The paper tackles the high computational cost of ensemble-based uncertainty quantification in digital twins by introducing a reduced modeling approach that propagates only the mean and covariance of the solution distribution, eliminating the need for costly ensembles. Numerical experiments show this method achieves more than one order of magnitude speedup compared to ensemble-based approaches.
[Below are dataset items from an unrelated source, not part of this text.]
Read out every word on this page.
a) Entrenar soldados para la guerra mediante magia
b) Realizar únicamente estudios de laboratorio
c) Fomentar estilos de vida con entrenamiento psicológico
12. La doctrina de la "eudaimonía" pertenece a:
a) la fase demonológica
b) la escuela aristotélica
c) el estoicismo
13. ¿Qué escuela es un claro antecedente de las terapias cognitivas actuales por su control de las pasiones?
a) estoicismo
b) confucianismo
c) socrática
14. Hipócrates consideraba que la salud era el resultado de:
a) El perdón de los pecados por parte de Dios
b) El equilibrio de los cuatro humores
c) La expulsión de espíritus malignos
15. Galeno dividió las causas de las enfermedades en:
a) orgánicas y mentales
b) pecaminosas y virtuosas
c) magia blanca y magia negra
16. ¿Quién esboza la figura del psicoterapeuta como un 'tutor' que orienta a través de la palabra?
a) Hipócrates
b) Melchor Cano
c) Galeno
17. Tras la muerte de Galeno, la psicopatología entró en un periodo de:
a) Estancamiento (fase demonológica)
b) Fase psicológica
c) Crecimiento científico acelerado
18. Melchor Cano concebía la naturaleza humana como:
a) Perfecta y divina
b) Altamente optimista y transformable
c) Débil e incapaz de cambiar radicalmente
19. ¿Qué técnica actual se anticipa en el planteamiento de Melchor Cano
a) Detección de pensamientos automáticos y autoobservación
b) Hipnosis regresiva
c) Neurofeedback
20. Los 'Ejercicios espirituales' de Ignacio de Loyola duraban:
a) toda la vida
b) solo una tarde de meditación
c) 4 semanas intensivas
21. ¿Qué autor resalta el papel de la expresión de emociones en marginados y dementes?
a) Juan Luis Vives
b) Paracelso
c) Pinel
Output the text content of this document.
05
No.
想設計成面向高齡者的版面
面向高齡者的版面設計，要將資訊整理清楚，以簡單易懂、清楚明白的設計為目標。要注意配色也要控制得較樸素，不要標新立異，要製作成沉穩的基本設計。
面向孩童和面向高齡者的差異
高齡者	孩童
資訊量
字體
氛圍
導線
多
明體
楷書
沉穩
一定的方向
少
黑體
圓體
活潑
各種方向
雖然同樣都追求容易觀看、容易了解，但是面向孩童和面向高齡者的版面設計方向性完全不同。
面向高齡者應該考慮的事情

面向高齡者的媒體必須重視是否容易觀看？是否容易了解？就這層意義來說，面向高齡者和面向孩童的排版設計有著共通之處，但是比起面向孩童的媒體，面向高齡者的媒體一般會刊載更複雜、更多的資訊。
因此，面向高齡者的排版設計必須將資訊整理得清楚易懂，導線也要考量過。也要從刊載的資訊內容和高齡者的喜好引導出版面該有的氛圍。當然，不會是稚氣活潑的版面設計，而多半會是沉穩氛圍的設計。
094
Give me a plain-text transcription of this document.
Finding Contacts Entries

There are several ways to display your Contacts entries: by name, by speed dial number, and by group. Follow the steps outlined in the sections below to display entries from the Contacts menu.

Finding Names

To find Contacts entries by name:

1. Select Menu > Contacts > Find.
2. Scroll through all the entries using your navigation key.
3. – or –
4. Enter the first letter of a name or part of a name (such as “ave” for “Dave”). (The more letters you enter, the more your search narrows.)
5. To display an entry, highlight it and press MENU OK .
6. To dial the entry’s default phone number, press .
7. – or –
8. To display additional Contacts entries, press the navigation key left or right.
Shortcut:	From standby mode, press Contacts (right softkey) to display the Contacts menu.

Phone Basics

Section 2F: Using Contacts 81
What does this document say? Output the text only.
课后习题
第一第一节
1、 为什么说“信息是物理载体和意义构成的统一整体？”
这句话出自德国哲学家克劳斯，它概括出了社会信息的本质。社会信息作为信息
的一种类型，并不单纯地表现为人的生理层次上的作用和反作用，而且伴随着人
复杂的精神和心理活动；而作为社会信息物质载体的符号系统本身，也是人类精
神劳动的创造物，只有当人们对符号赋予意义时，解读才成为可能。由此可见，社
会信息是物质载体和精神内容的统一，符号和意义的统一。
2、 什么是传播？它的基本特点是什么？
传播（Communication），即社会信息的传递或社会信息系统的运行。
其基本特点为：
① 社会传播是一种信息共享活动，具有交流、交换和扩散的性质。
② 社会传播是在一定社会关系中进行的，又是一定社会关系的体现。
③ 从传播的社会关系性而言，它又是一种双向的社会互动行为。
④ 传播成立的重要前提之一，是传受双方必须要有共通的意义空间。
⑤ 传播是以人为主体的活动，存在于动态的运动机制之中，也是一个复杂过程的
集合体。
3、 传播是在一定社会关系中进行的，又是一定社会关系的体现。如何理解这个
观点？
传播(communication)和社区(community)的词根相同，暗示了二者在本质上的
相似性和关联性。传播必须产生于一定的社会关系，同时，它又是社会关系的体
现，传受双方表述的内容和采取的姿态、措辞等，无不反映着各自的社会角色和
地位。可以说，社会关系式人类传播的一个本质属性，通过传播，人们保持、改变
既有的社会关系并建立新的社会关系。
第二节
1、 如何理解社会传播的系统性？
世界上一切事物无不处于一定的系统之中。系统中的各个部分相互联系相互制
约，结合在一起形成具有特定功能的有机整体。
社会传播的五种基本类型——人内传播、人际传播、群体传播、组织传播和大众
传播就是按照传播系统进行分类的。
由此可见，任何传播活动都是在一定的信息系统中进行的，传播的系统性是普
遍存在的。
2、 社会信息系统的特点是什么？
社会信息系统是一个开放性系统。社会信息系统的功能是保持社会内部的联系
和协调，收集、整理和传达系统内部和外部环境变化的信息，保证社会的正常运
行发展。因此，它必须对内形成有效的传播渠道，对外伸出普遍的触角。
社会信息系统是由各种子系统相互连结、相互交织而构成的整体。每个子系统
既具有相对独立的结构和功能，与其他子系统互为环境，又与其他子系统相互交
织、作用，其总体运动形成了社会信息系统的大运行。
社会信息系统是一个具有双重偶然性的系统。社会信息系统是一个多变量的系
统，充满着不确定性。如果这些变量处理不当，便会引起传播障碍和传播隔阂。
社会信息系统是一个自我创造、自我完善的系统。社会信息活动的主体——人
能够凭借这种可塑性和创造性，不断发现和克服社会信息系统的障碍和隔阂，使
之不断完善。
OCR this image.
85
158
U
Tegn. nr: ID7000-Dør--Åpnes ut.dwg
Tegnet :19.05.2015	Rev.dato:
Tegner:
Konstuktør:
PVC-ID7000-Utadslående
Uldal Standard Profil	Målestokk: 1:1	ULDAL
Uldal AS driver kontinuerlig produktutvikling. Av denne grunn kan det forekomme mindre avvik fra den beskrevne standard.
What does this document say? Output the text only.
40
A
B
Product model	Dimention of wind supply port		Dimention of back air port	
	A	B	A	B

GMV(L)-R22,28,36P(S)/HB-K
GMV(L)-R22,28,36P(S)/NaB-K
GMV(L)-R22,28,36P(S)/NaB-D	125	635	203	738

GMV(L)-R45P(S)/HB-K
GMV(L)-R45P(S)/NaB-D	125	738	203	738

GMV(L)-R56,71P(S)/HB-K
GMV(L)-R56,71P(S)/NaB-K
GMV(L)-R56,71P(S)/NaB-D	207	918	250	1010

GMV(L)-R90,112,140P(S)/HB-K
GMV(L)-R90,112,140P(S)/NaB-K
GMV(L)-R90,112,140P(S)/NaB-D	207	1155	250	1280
Uncertainty quantification in digital twins is critical to enable reliable and credible predictions beyond available data. A key challenge is that ensemble-based approaches can become prohibitively expensive when embedded in control and data assimilation loops in digital twins, even when reduced models are used. We introduce a reduced modeling approach that advances in time the mean and covariance of the reduced solution distribution induced by the initial condition uncertainties, which eliminates the need to maintain and propagate a costly ensemble of reduced solutions. The mean and covariance dynamics are obtained as a moment closure from Neural Galerkin schemes on pre-trained neural networks, which can be interpreted as filtered Neural Galerkin dynamics analogous to Gaussian filtering and the extended Kalman filter. Numerical experiments demonstrate that filtered Neural Galerkin schemes achieve more than one order of magnitude speedup compared to ensemble-based uncertainty propagation.